= Marina Yakhlakova =

Russian pianist

Marina Yakhlakova (Марина Владимировна Яхлакова; born 20 July 1991) is a prizewinning Russian classical pianist. She began learning to play aged 5. After four years of private coaching with Vitaly Mishchenko she continued her professional education at the Gnessin State Musical College for gifted children and later at the Moscow Conservatory. She also completed a post-graduate course at the Barenboim-Said Akademie in Berlin. In 2011, Yakhlakova became the third person in her direct teaching line to win a competition dedicated to the namesake of Franz Liszt, after her teacher Alexander Strukov (in 1991) and his teacher, Lev Vlassenko (in 1956). In June 2015, Yakhlakova made it to the first round of the XV International Tchaikovsky Competition but was subsequently eliminated.

She is one of the only two young musicians who has been chosen by Care for Talent Foundation, a non-profit organization that accompanies, protects and guides young musical talents on their way to national and international top stages to join their artist-program.

== Awards, prizes, certificates ==
- 2019: the Artist Diploma's certificate – Barenboim-Said Akademie
- 2014: Red Certificate – Moscow Conservatory
- 2011: 1st Prize and Special award for the best interpretation of a composition by Franz Liszt – International Franz Liszt Piano Competition Weimar-Bayreuth
- 2010: Marina Bondarenko Memorial Award – Tel-Hai, Israel
- 2008: Laureate – Sixth Festival of Romantic Music for Young Moscow Musicians

==Recordings==
Yakhlakova has made two recordings for the Master Performers label.

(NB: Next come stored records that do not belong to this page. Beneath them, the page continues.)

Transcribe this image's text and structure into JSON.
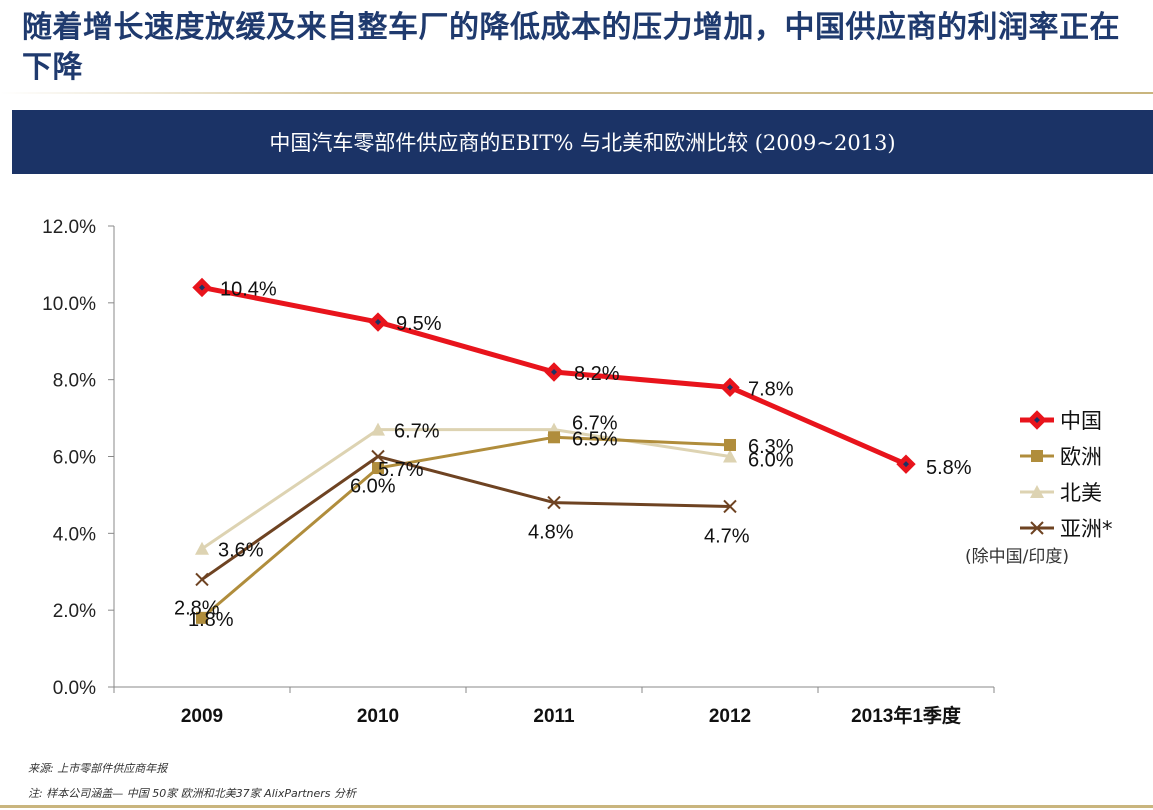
{
  "headline": "随着增长速度放缓及来自整车厂的降低成本的压力增加，中国供应商的利润率正在下降",
  "chart_data": {
    "type": "line",
    "title": "中国汽车零部件供应商的EBIT% 与北美和欧洲比较 (2009~2013)",
    "categories": [
      "2009",
      "2010",
      "2011",
      "2012",
      "2013年1季度"
    ],
    "ylim": [
      0,
      12
    ],
    "yticks": [
      "0.0%",
      "2.0%",
      "4.0%",
      "6.0%",
      "8.0%",
      "10.0%",
      "12.0%"
    ],
    "grid": false,
    "legend_position": "right",
    "legend_note": "(除中国/印度)",
    "series": [
      {
        "name": "中国",
        "color": "#e8141c",
        "marker": "diamond",
        "values": [
          10.4,
          9.5,
          8.2,
          7.8,
          5.8
        ],
        "labels": [
          "10.4%",
          "9.5%",
          "8.2%",
          "7.8%",
          "5.8%"
        ]
      },
      {
        "name": "欧洲",
        "color": "#b08d3c",
        "marker": "square",
        "values": [
          1.8,
          5.7,
          6.5,
          6.3,
          null
        ],
        "labels": [
          "1.8%",
          "5.7%",
          "6.5%",
          "6.3%",
          null
        ]
      },
      {
        "name": "北美",
        "color": "#ddd3b2",
        "marker": "triangle",
        "values": [
          3.6,
          6.7,
          6.7,
          6.0,
          null
        ],
        "labels": [
          "3.6%",
          "6.7%",
          "6.7%",
          "6.0%",
          null
        ]
      },
      {
        "name": "亚洲*",
        "color": "#6e4322",
        "marker": "x",
        "values": [
          2.8,
          6.0,
          4.8,
          4.7,
          null
        ],
        "labels": [
          "2.8%",
          "6.0%",
          "4.8%",
          "4.7%",
          null
        ]
      }
    ]
  },
  "footnotes": {
    "source": "来源: 上市零部件供应商年报",
    "note": "注: 样本公司涵盖— 中国 50家 欧洲和北美37家 AlixPartners 分析"
  }
}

The first CD Album to be released was recorded on a Mason & Hamlin Concert Grand in Australia featuring Mussorgsky's Pictures at an Exhibition and Tchaikovsky/Pletnev's Nutcracker Suite.
Yakhlakova followed this with a DVD filmed at Mechanics Hall in Worcester Massachusetts in the United States featuring the works of Schubert and Schubert-Liszt.

== Performances ==

As a direct and indirect result of winning the International Franz Liszt Piano Competition, Yakhlakova received prestigious recital and concerto performances in Austria, Australia, France, Germany, Israel, Lithuania, the Netherlands, Norway, Russia, Sweden, Spain and Canada. In April 2014, Yakhlakova undertook her third tour of Australia starting with two performances of Saint-Saëns's Piano Concerto No. 2 with the Queensland Symphony Orchestra under Greek conductor Vassilis Christopoulos.

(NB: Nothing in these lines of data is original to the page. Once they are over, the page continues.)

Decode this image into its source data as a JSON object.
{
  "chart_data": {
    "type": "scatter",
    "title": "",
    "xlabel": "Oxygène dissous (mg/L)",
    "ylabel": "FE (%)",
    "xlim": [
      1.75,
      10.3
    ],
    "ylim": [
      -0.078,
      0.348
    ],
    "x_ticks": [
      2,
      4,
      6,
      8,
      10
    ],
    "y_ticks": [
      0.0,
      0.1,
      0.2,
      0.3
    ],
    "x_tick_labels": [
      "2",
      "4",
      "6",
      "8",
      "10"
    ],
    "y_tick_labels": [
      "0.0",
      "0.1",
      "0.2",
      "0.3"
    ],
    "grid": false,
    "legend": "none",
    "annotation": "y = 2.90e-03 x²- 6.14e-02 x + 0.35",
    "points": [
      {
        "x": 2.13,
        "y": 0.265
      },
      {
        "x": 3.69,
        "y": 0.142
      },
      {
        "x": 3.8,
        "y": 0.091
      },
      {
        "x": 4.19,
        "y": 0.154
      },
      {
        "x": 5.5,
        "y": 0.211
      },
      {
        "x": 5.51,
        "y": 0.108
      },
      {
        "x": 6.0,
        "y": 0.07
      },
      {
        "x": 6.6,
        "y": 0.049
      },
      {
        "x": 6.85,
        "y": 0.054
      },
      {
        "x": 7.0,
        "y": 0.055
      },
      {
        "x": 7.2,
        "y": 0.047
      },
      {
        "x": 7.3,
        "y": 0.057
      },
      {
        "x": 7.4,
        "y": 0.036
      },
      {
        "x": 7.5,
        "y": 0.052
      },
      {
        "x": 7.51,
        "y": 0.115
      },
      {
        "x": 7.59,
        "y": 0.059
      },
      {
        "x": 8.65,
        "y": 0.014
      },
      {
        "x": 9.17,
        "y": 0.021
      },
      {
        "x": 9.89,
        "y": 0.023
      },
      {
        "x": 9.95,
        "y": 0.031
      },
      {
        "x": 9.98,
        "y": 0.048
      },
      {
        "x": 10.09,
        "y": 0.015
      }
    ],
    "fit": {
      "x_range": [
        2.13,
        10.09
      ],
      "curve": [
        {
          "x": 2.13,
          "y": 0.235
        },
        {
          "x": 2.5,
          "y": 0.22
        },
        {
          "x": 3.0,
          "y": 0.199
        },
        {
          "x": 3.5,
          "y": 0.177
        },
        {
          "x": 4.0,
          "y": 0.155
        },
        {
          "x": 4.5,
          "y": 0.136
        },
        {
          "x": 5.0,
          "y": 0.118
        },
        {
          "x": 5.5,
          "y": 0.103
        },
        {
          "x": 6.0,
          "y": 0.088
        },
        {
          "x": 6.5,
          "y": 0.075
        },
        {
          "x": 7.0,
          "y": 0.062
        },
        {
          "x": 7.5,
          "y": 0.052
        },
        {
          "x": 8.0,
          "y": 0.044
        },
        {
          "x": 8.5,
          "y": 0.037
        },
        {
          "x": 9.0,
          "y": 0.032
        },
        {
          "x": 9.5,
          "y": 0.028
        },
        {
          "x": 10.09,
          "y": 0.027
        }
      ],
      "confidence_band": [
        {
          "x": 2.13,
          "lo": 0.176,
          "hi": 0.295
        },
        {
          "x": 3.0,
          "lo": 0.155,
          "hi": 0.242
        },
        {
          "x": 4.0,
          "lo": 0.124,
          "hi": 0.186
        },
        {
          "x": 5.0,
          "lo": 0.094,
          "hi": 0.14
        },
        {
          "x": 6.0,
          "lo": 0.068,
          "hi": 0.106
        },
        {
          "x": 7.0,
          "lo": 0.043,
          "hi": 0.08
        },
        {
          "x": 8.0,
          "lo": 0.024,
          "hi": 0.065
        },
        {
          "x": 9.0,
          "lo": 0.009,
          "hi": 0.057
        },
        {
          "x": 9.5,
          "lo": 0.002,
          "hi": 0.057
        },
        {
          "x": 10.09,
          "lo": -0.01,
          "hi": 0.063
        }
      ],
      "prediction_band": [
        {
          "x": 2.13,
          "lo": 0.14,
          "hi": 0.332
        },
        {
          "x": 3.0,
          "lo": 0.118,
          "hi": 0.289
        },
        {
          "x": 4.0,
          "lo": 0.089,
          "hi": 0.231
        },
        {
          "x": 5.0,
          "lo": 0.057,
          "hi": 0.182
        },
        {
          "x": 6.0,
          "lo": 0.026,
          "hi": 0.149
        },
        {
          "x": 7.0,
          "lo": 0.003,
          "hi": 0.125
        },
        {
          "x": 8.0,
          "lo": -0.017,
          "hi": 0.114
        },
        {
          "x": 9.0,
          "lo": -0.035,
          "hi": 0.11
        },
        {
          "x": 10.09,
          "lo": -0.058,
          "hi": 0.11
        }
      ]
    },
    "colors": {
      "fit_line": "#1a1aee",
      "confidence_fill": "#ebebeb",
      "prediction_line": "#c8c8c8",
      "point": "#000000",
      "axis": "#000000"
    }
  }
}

In December 2018, she took part in the concert To the Memory of Lev Vlassenko, performing Rachmaninoff's Rhapsody on a Theme of Paganini with the Russian National Orchestra under Mikhail Pletnev as a conductor. Her interpretation was met with enthusiastic support by both the audience and orchestra players.

In September 2019, Yakhlakova made her opening night performing of Prokofiev's Piano Concerto No.2 with the Governor's Symphonic Orchestra of the Irkutsk Regional Philharmonic Society under Ilmars Harijs Lapinsch within the framework of Stars on Baikal Festival. She was called to play twice on encore as a result.

Two months later, in November 2019, there was the next personal premier playing. This time it was Beethoven’' Piano Concerto No.5 performed in collaboration with the MDR Leipzig Radio Symphony Orchestra conducted by Jan Willem de Vriend. Again, there was endorsement of the orchestra and the conductor from the very first rehearsal and two encores after the performance itself.

==Reviews==
Despite Yakhlakova's bad luck in the XV International Tchaikovsky Competition, Denis Matsuev praised her as "a phenomenally gifted" person.

In the September 2014 issue of Fine Music Magazine, Richard Wenn is quoted as saying: "What we find in Marina is a complete artistic talent. Behind her seemingly delicate and childlike persona lurks a demonic pianist of the utmost stamina and technical facility, yet somehow she is able to couple this with the most tender lyricism."

In October 2012, Christel Laude of Nordhausen wrote, "Of particular interest for the audience was the Tchaikovsky Concerto No.1 performed by 21-year-old Marina Yakhlakova, a pianist with a special affinity for the work and composer, the ravishing performance ended with spontaneous cheers and enthusiastic applause ... Petite in stature, but powerful and strong in her playing, she held the audience from the first few majestic chords and had them in her spell, a performance of breathtaking technical brilliance and sensitive structure ... Whether in her solo playing or in the dialogue with orchestra there was always sumptuous playing, almost bubbling out from under her fingers. ... A highly focussed musician with immense joy in her playing she provided the audience with an unforgettable concert experience. Yakhlakova is an artist to admired for her skilful playing and respect for composer, she is destined for a great career."

In a video made by the International Franz Liszt Piano Competition, renowned French-Canadian pianist Louis Lortie said, "There is something very mysterious about her; she has a very deep soul... It is a bit like the feeling I get when I hear Gergiev playing with the orchestra; this incredible magma of sound."